The opening article by Stanley Porter and Gregory Fewster, “On Pauline Pseudepigraphy: An Introduction,” sets the stage for current issues in pseudepigraphy, and very briefly summarizes the contributions of each of the authors of the volume.
Porter’s essay, “Pauline Chronology and the Question of Pseudonymity of the Pastoral Epistles,” overviews the chronology of PE authorship vis-à-vis the chronology of Acts, providing a helpful survey of major theories and summary of pertinent evidence. Of note: “There is what appears to be a strong irony involved in the arguments put forward [for post-Pauline authorship of the PE]. The long-standing tradition of German criticism of Acts and the PE is to doubt the historical veracity of Acts and to dismiss fairly summarily the authentic authorship of the PE. However, one of the major bases for dismissing authenticity of the PE . . . is with regard to supposed incompatibilities with the book of Acts. If Acts is not a reliable source anyway, or if reliable is at best a later source (second century), then how is it that incompatibility between Acts and the PE constitutes grounds for dismissing authenticity of the PE and positing pseudonymous authorship?

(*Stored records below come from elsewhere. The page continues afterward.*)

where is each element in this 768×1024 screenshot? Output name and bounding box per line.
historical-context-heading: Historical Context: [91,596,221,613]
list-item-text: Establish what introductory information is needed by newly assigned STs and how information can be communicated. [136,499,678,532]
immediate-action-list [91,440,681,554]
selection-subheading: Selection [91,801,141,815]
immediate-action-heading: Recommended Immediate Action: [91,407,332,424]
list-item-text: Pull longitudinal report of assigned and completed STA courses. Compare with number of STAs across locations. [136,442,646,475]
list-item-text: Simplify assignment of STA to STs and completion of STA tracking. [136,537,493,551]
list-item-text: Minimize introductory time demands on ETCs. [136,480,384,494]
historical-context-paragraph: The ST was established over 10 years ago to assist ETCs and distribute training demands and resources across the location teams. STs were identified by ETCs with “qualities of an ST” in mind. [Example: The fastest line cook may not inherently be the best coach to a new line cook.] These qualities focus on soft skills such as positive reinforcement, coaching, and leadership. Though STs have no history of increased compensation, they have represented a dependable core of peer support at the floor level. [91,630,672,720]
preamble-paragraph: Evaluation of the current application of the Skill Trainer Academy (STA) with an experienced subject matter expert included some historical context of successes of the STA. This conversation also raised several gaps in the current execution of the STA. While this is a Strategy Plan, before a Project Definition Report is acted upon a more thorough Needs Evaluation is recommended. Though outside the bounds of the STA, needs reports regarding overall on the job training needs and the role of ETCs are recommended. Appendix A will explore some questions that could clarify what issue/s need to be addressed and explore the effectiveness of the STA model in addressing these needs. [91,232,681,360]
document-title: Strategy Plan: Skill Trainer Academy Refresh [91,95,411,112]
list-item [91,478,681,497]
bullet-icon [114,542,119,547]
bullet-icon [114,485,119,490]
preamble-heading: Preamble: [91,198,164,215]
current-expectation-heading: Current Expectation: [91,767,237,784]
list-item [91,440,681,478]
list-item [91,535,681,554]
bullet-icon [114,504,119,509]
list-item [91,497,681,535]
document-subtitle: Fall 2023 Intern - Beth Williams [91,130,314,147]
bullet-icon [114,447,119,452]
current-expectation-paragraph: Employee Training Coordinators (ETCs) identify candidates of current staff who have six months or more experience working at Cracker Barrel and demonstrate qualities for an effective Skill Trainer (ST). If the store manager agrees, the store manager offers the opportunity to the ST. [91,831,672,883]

This appears to be special pleading of the most egregious sort” (84-85).
Armin Baum’s article, “Authorship and Pseudepigraphy in Early Christian Literature: A Translation of the Most Important Source Texts and an Annotated Bibliography,” provides fresh translations of quite a bit of source material related to pseudepigraphy and includes an annotated bibliography that is solid gold.

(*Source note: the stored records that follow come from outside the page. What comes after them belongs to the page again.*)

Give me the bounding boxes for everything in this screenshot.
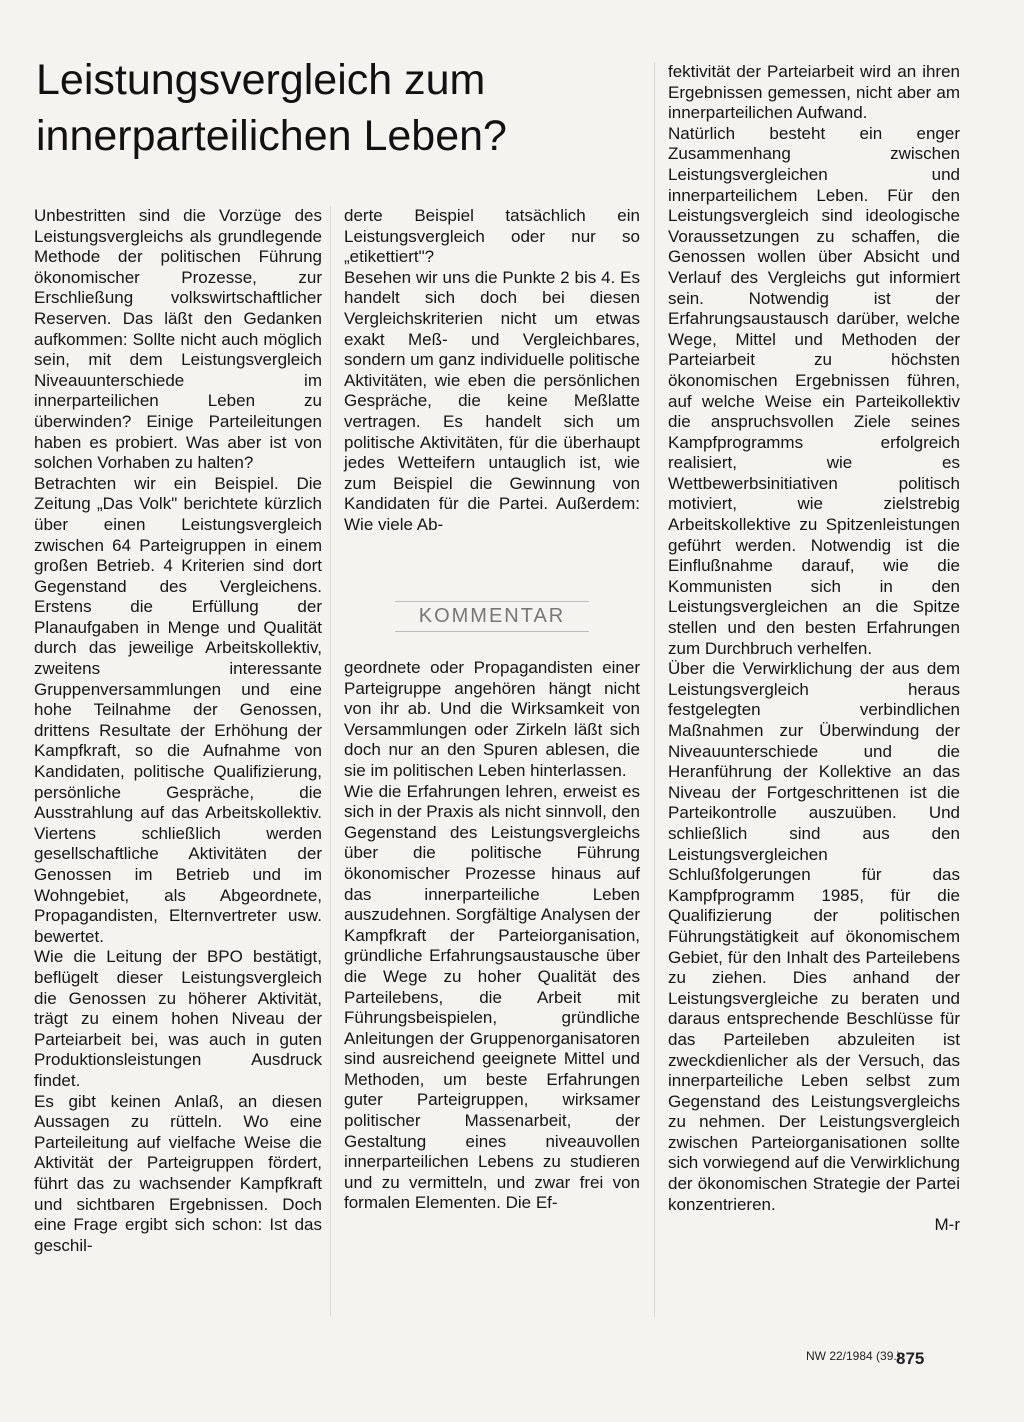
paragraph: Über die Verwirklichung der aus dem Leistungsvergleich heraus festgelegten verbindlichen Maßnahmen zur Überwindung der Niveauunterschiede und die Heranführung der Kollektive an das Niveau der Fortgeschrittenen ist die Parteikontrolle auszuüben. Und schließlich sind aus den Leistungsvergleichen Schlußfolgerungen für das Kampfprogramm 1985, für die Qualifizierung der politischen Führungstätigkeit auf ökonomischem Gebiet, für den Inhalt des Parteilebens zu ziehen. Dies anhand der Leistungsvergleiche zu beraten und daraus entsprechende Beschlüsse für das Parteileben abzuleiten ist zweckdienlicher als der Versuch, das innerparteiliche Leben selbst zum Gegenstand des Leistungsvergleichs zu nehmen. Der Leistungsvergleich zwischen Parteiorganisationen sollte sich vorwiegend auf die Verwirklichung der ökonomischen Strategie der Partei konzentrieren. (668, 659, 960, 1214)
paragraph: Es gibt keinen Anlaß, an diesen Aussagen zu rütteln. Wo eine Parteileitung auf vielfache Weise die Aktivität der Parteigruppen fördert, führt das zu wachsender Kampfkraft und sichtbaren Ergebnissen. Doch eine Frage ergibt sich schon: Ist das geschil- (34, 1091, 322, 1255)
paragraph: derte Beispiel tatsächlich ein Leistungsvergleich oder nur so „etikettiert"? (344, 206, 640, 267)
paragraph: fektivität der Parteiarbeit wird an ihren Ergebnissen gemessen, nicht aber am innerparteilichen Aufwand. (668, 62, 960, 123)
article-column-1 (34, 206, 322, 1256)
article-column-2-top (344, 206, 640, 536)
kommentar-text: KOMMENTAR (395, 601, 590, 632)
paragraph: Besehen wir uns die Punkte 2 bis 4. Es handelt sich doch bei diesen Vergleichskriterien nicht um etwas exakt Meß- und Vergleichbares, sondern um ganz individuelle politische Aktivitäten, wie eben die persönlichen Gespräche, die keine Meßlatte vertragen. Es handelt sich um politische Aktivitäten, für die überhaupt jedes Wetteifern untauglich ist, wie zum Beispiel die Gewinnung von Kandidaten für die Partei. Außerdem: Wie viele Ab- (344, 267, 640, 534)
paragraph: geordnete oder Propagandisten einer Parteigruppe angehören hängt nicht von ihr ab. Und die Wirksamkeit von Versammlungen oder Zirkeln läßt sich doch nur an den Spuren ablesen, die sie im politischen Leben hinterlassen. (344, 658, 640, 780)
page-number: 875 (896, 1349, 925, 1368)
article-column-2-bottom (344, 658, 640, 1214)
article-column-3 (668, 62, 960, 1236)
paragraph: Wie die Erfahrungen lehren, erweist es sich in der Praxis als nicht sinnvoll, den Gegenstand des Leistungsvergleichs über die politische Führung ökonomischer Prozesse hinaus auf das innerparteiliche Leben auszudehnen. Sorgfältige Analysen der Kampfkraft der Parteiorganisation, gründliche Erfahrungsaustausche über die Wege zu hoher Qualität des Parteilebens, die Arbeit mit Führungsbeispielen, gründliche Anleitungen der Gruppenorganisatoren sind ausreichend geeignete Mittel und Methoden, um beste Erfahrungen guter Parteigruppen, wirksamer politischer Massenarbeit, der Gestaltung eines niveauvollen innerparteilichen Lebens zu studieren und zu vermitteln, und zwar frei von formalen Elementen. Die Ef- (344, 781, 640, 1213)
paragraph: Betrachten wir ein Beispiel. Die Zeitung „Das Volk" berichtete kürzlich über einen Leistungsvergleich zwischen 64 Parteigruppen in einem großen Betrieb. 4 Kriterien sind dort Gegenstand des Vergleichens. Erstens die Erfüllung der Planaufgaben in Menge und Qualität durch das jeweilige Arbeitskollektiv, zweitens interessante Gruppenversammlungen und eine hohe Teilnahme der Genossen, drittens Resultate der Erhöhung der Kampfkraft, so die Aufnahme von Kandidaten, politische Qualifizierung, persönliche Gespräche, die Ausstrahlung auf das Arbeitskollektiv. Viertens schließlich werden gesellschaftliche Aktivitäten der Genossen im Betrieb und im Wohngebiet, als Abgeordnete, Propagandisten, Elternvertreter usw. bewertet. (34, 473, 322, 946)
column-divider (330, 206, 331, 1316)
issue-reference: NW 22/1984 (39.) (806, 1349, 901, 1363)
author-signature: M-r (934, 1215, 960, 1235)
column-divider (654, 62, 655, 1317)
title-line-2: innerparteilichen Leben? (36, 112, 507, 160)
paragraph: Unbestritten sind die Vorzüge des Leistungsvergleichs als grundlegende Methode der politischen Führung ökonomischer Prozesse, zur Erschließung volkswirtschaftlicher Reserven. Das läßt den Gedanken aufkommen: Sollte nicht auch möglich sein, mit dem Leistungsvergleich Niveauunterschiede im innerparteilichen Leben zu überwinden? Einige Parteileitungen haben es probiert. Was aber ist von solchen Vorhaben zu halten? (34, 206, 322, 473)
title-line-1: Leistungsvergleich zum (36, 56, 486, 104)
paragraph: Wie die Leitung der BPO bestätigt, beflügelt dieser Leistungsvergleich die Genossen zu höherer Aktivität, trägt zu einem hohen Niveau der Parteiarbeit bei, was auch in guten Produktionsleistungen Ausdruck findet. (34, 947, 322, 1090)
paragraph: Natürlich besteht ein enger Zusammenhang zwischen Leistungsvergleichen und innerparteilichem Leben. Für den Leistungsvergleich sind ideologische Voraussetzungen zu schaffen, die Genossen wollen über Absicht und Verlauf des Vergleichs gut informiert sein. Notwendig ist der Erfahrungsaustausch darüber, welche Wege, Mittel und Methoden der Parteiarbeit zu höchsten ökonomischen Ergebnissen führen, auf welche Weise ein Parteikollektiv die anspruchsvollen Ziele seines Kampfprogramms erfolgreich realisiert, wie es Wettbewerbsinitiativen politisch motiviert, wie zielstrebig Arbeitskollektive zu Spitzenleistungen geführt werden. Notwendig ist die Einflußnahme darauf, wie die Kommunisten sich in den Leistungsvergleichen an die Spitze stellen und den besten Erfahrungen zum Durchbruch verhelfen. (668, 123, 960, 658)
kommentar-label (344, 596, 640, 636)
article-title (36, 52, 636, 164)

Andrew Pitts, in “Style and Pseudonymity in Pauline Scholarship: A Register Based Configuration,” sets forth a new methodology to judge the likelihood that a given work associated with a corpus is pseudonymous or not.
Jermo van Nes, in “The Problem of the Pastoral Epistles,” purposes to drive the final nail into the coffin lid of the fragment authorship theory, first given definitive shape by P. N. Harrison.

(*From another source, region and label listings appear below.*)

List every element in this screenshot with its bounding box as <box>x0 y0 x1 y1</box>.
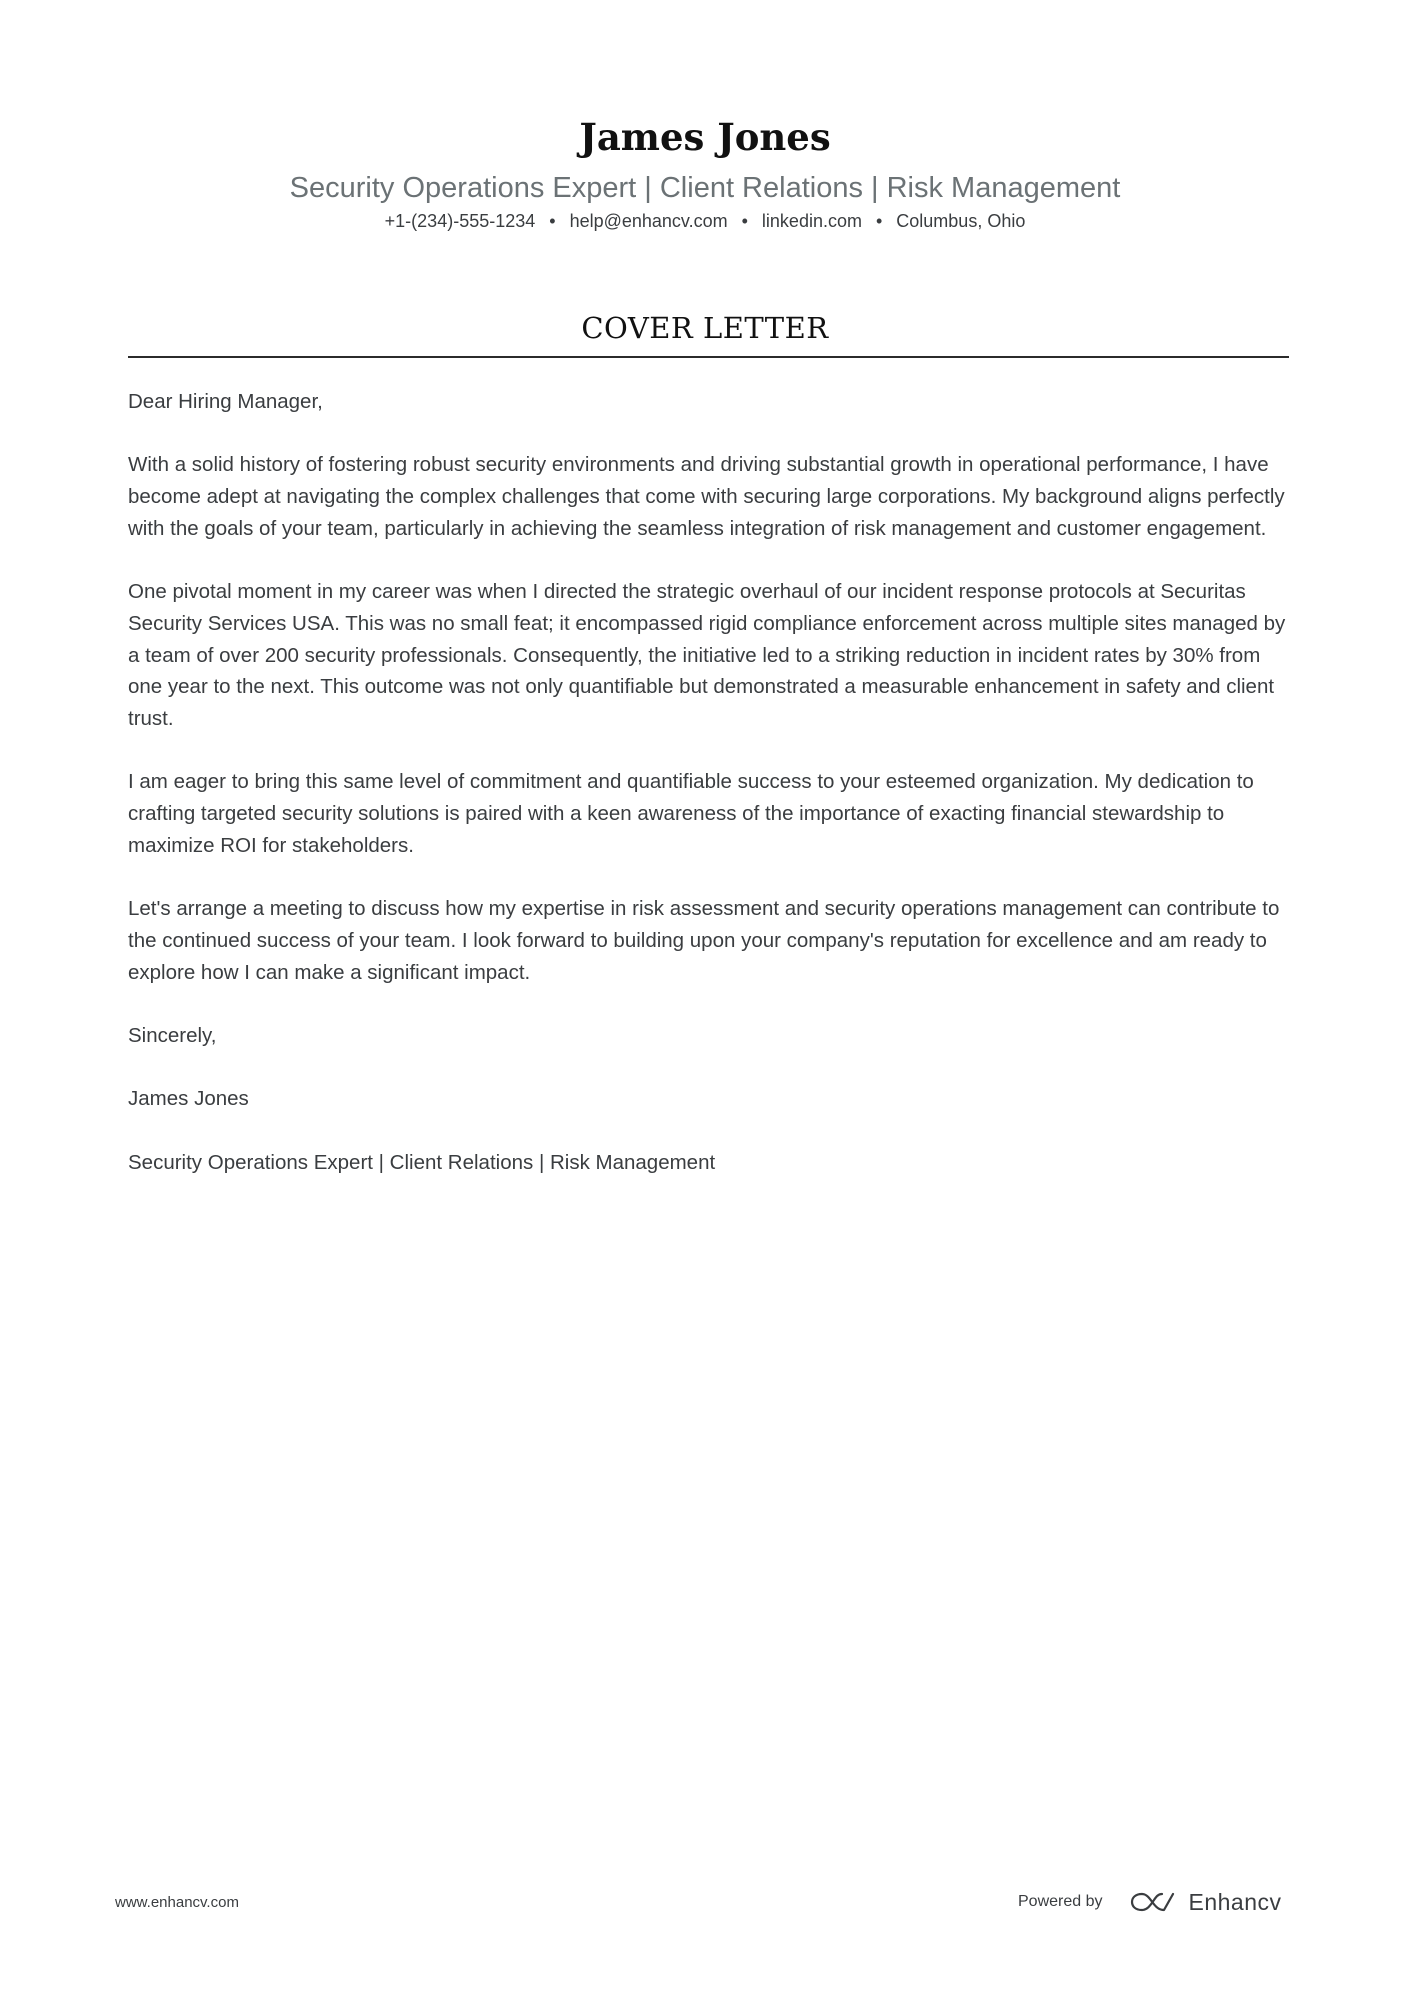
signature-title: Security Operations Expert | Client Relations | Risk Management <box>128 1150 716 1174</box>
contact-phone: +1-(234)-555-1234 <box>384 211 536 231</box>
contact-linkedin: linkedin.com <box>761 211 862 231</box>
letter-body <box>128 386 1293 1210</box>
brand-name: Enhancv <box>1188 1888 1282 1915</box>
applicant-name: James Jones <box>579 115 831 159</box>
powered-by-label: Powered by <box>1018 1893 1103 1910</box>
section-title: COVER LETTER <box>581 311 829 345</box>
contact-info <box>0 208 1410 234</box>
contact-email: help@enhancv.com <box>569 211 728 231</box>
letter-paragraph: With a solid history of fostering robust security environments and driving substantial growth in operational performance, I have become adept at navigating the complex challenges that come with securing large corporations. My background aligns perfectly with the goals of your team, particularly in achieving the seamless integration of risk management and customer engagement. <box>128 453 1285 540</box>
separator-bullet: • <box>741 211 748 231</box>
letter-greeting: Dear Hiring Manager, <box>128 390 323 413</box>
letter-paragraph: One pivotal moment in my career was when I directed the strategic overhaul of our incident response protocols at Securitas Security Services USA. This was no small feat; it encompassed rigid compliance enforcement across multiple sites managed by a team of over 200 security professionals. Consequently, the initiative led to a striking reduction in incident rates by 30% from one year to the next. This outcome was not only quantifiable but demonstrated a measurable enhancement in safety and client trust. <box>128 580 1286 730</box>
signature-name: James Jones <box>128 1087 249 1111</box>
enhancv-logo-icon <box>1129 1890 1175 1914</box>
contact-location: Columbus, Ohio <box>896 211 1026 231</box>
footer-website[interactable]: www.enhancv.com <box>115 1894 239 1911</box>
letter-closing: Sincerely, <box>128 1023 217 1047</box>
separator-bullet: • <box>549 211 556 231</box>
letter-paragraph: Let's arrange a meeting to discuss how my expertise in risk assessment and security operations management can contribute to the continued success of your team. I look forward to building upon your company's reputation for excellence and am ready to explore how I can make a significant impact. <box>128 897 1280 984</box>
letter-paragraph: I am eager to bring this same level of commitment and quantifiable success to your esteemed organization. My dedication to crafting targeted security solutions is paired with a keen awareness of the importance of exacting financial stewardship to maximize ROI for stakeholders. <box>128 770 1254 857</box>
separator-bullet: • <box>875 211 883 231</box>
section-divider <box>128 356 1289 358</box>
footer-branding <box>1018 1884 1282 1920</box>
letter-header <box>0 112 1410 234</box>
applicant-headline: Security Operations Expert | Client Relations | Risk Management <box>289 172 1121 204</box>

Linda Belleville’s essay, “Christology, Greco-Roman Religious Piety, and the Pseudonymity of the Pastoral Letters,” provides the latest treatment of the Christology of the PE, arguing that the differences between the PE’s Christology and that of the rest of the NT can be explained (at least in part) by viewing the Christological statements in Timothy as polemical, given the religious environment of Ephesus.